In 1974 her daughter Sally moved in with Salome, along with her second husband and two children from her first failed marriage. Since they worked until late each night, including Saturdays, Salome helped watch her grandchildren. Almost every night, and sometimes in the afternoon, Salome would have a drink or two, and given her age and small size, it was enough to make her drunk.
Usually she would waver between reminiscence and over-enthusiastic affection.
If she continued, one or two more would often leave her crying or more commonly angry, quick to lash out against the grandchildren, who she saw as disrespectful and unmindful of her. Her constant arguments and aggression towards the oldest child and Sally's husband led to many arguments and outbursts. Sally, ever the mediator, grew more and more distressed by the constant fights and shouting matches.
They moved out in 1977.
In 1979 her son Gene and his wife Patty moved in with her. He was of poor health and not working regularly, except to tend at the bar where he also drank. They argued and fought regularly, with Salome gaining the upper hand by threatening to cut him out of her will.
A will he was never a part of.
Gene died of emphysema in 1988 at the age of 50, in part due to the damage to his lungs from the accident over 20 years before. He was convinced that he would die, like his father, before the age of 30, and had continued to smoke three to four packs of cigarettes a day and drink excessively in spite of the effect on his health.
Frightened, Salome quit smoking and drinking for the first time in 61 years.

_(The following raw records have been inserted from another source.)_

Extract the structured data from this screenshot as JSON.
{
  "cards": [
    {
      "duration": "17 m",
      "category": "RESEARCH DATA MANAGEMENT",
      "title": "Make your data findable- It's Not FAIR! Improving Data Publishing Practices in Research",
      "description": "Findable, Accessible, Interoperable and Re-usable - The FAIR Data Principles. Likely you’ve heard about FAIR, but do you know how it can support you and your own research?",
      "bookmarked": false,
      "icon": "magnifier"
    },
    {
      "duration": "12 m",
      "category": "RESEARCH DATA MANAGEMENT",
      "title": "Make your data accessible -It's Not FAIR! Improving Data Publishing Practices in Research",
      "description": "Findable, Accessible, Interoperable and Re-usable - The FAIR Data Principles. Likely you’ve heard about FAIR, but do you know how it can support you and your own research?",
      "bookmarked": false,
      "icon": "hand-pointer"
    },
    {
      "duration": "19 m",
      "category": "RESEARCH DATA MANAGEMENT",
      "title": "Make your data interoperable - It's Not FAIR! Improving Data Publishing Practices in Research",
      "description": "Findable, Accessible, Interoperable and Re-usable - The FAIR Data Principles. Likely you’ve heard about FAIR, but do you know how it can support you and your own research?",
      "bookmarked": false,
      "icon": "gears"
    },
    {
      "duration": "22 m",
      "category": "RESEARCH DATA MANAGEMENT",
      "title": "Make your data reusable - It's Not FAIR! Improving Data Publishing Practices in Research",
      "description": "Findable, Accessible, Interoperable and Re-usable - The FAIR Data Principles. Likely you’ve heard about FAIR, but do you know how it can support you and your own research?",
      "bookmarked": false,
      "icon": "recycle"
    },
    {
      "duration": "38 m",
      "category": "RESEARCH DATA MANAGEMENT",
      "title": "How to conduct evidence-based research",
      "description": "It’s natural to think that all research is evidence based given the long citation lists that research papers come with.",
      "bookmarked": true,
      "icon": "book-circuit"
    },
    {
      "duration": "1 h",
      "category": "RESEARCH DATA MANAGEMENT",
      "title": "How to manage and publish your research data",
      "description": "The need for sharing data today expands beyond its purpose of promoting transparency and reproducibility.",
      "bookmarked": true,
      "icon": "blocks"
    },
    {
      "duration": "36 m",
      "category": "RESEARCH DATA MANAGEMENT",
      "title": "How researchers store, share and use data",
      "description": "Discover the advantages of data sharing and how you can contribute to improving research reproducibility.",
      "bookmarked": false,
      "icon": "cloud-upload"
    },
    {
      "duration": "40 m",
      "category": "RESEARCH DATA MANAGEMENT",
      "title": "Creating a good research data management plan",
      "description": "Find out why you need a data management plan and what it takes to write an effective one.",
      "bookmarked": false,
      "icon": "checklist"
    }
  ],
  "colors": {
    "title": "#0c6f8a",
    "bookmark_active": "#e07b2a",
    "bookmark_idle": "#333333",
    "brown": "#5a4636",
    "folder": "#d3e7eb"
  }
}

Between 1988 and 1996 a number of people lived with Salome in her home on Laurelton drive. Some were old friends, some were not, but all eventually moved out, tired of the endless arguments and meddling. In 1993, her sister Bernetta died, and unable to take care of the house or herself, she moved into the care home where her sister had lived. Away from her home and the few family members who bothered to keep in touch with her, she acted out bitterly and complained constantly of various ailments until she was taking dozens of pills each day.
She hospitalized herself unnecessarily several times.
The last time the doctor explained to the care home that she was in fine health and that they should not allow her to call an ambulance. Having had their fill, they refused to let her return, and after leaving the hospital, she was moved to a nursing home. Since she had alienated everyone with her bad temper and constant attempts to start arguments and turn people against one another, nobody came to see her except for her brother Walt, who warned her he would leave if she grew angry or argumentative.
His visits rarely lasted more than a few minutes.
During the last months of her life, they took Salome off the myriad list of medications she was taking. This caused a transformation in her attitude and outlook, and for the first time in so many years she seemed happy and at peace with herself. Family members, surprised and delighted by the change, began seeing her again, even her daughter Sally who had not spoken to her for several years.
One month later she died on January 23, 1999 at the age of 84.